Because the IRS does not have the resources to scrutinize the accuracy of each return, paying income taxes in the United States is based on the honor system. To keep taxpayers honest, the IRS elects to randomly audit some returns. But even truthful taxpayers get caught in the audit net. It's wise to know what issues will raise a red flag on your tax return, marking it for potential audit.


The IRS computers automatically select returns to audit each year. The program assigns a certain tax score, called a DIF (discriminating function) to each income tax return. The higher the score that's assigned to a return, the more likely there is a chance of it being audited.

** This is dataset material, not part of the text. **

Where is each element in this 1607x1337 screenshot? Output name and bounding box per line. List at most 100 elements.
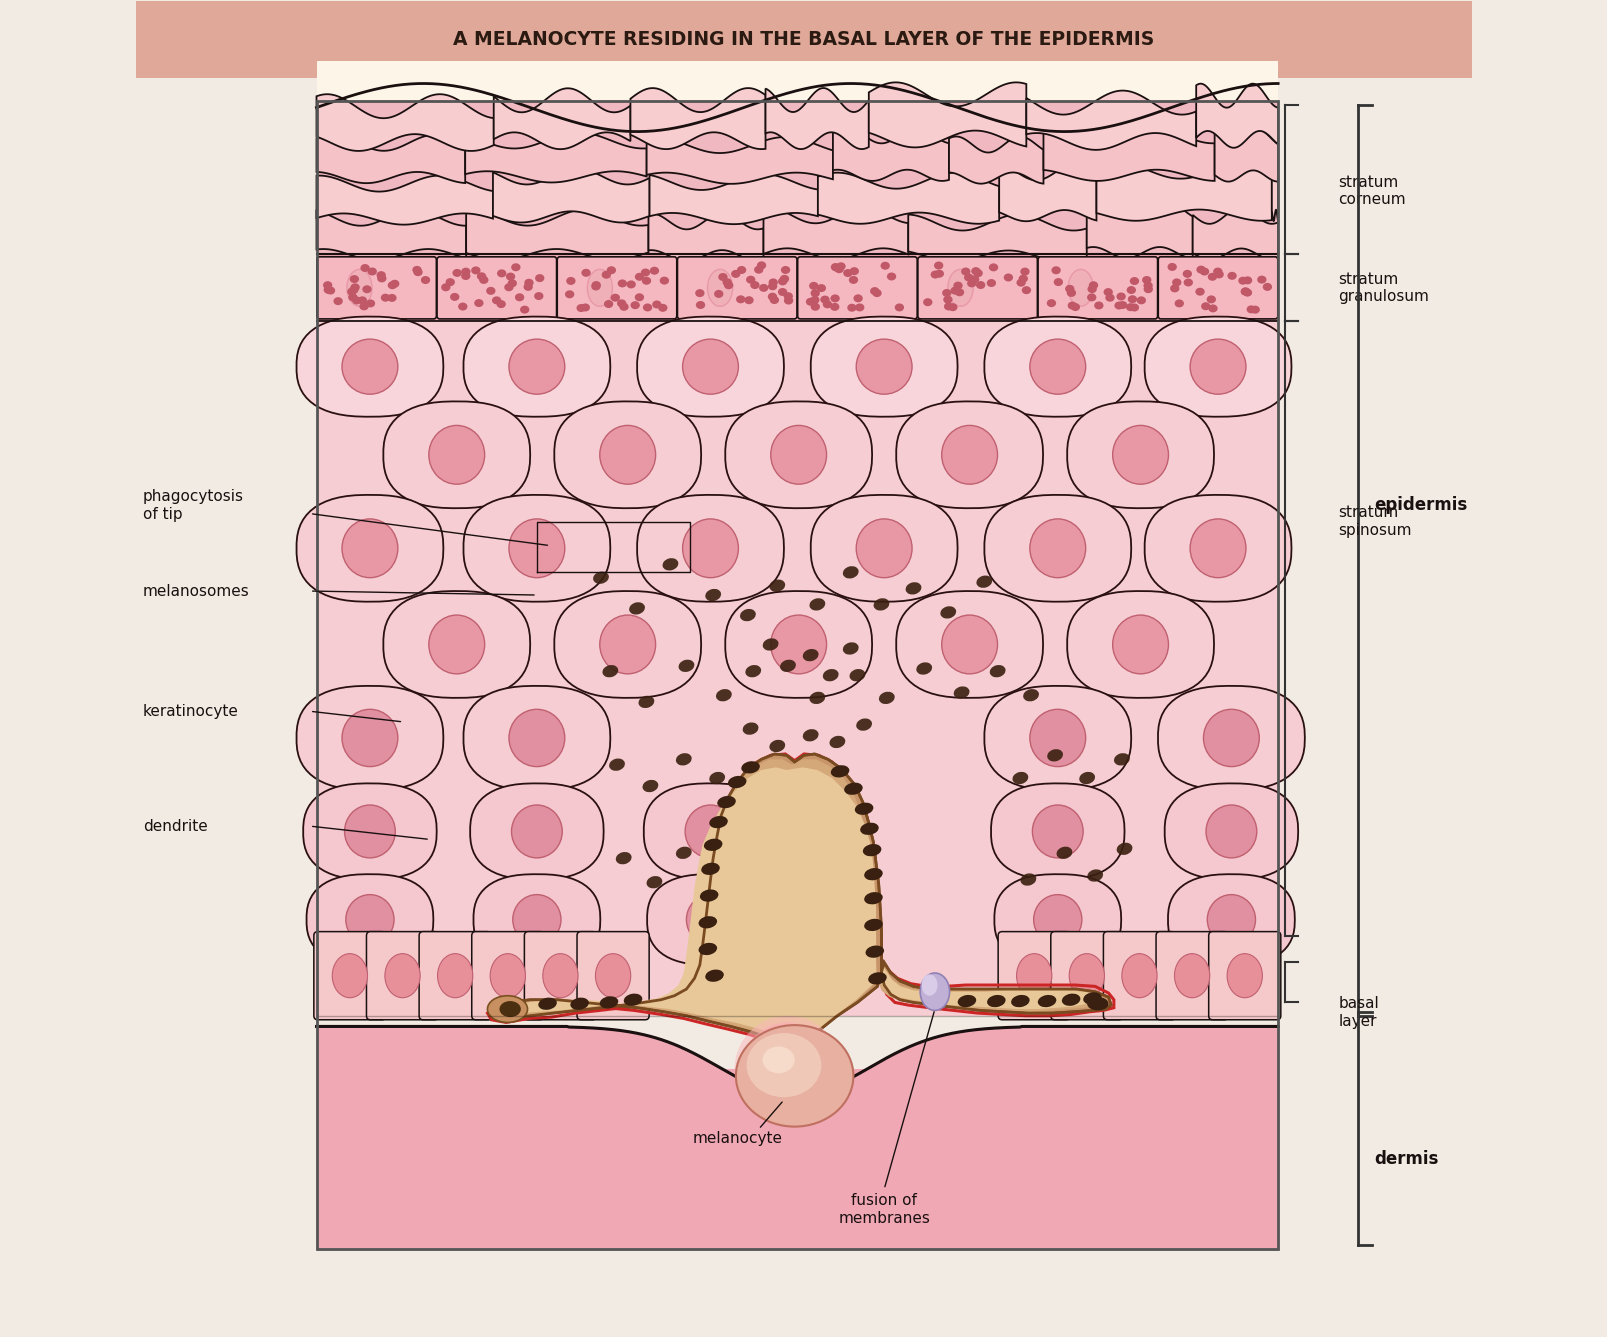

Below are several categories that may draw the attention of the IRS. If your situation fits into one of these categories – by all means, take every deduction you are entitled to but be certain that you have all the documentation you need to back up your claims. Keep copies of these proofs in the same file as your tax return for easy access.

  • Schedule C- When you are your own boss, the IRS sees greater potential to hide income, so Schedule C filers are more frequently audited. Keep accurate, neat records.
  • Consistent losses- Taking home business losses year after year prompts the IRS auditors to view your business as an illegal tax break, not a legitimate business. Be ready to document your intent to earn money, even if you are not.
  • Home Office deduction- This deduction attracts auditors' attention since it is so frequently taken in error. Be sure to review the specific criteria that will allow you to take this attractive deduction.
  • Charitable deductions- Request and file receipts for all donations. And be aware that cash donations to different organizations fall into different deduction categories. For example, you may be able to deduct 100 percent of your donation to your local religious congregation, but only 50 percent of your donation to a political candidate.
  • Unusual deductions- Remember to file Form 8275 for any rare deductions. Consider attaching a copy of your proof to your return.
  • Married filing separately- If you file your taxes separately from your spouse, consult a tax advisor to be certain which deductions are permitted on which return.
  • Frequent job changes- If you've had a transition year with several jobs, your return will attract more attention than those with only one or two income sources.
  • Filing an Estate Tax return- This type of return is often audited.
  • Undocumented income- If your lifestyle exceeds your income, you can bet the IRS will question why.


Keep in mind that mathematical errors and omissions, even unsigned returns, raise eyebrows at the IRS and you will be more likely to receive an audit. The best way to avoid a tax audit is to be honest, report all income and have a receipt for every deduction that you take. If you file a fraudulent tax form, the IRS can audit you whenever they want, even decades later.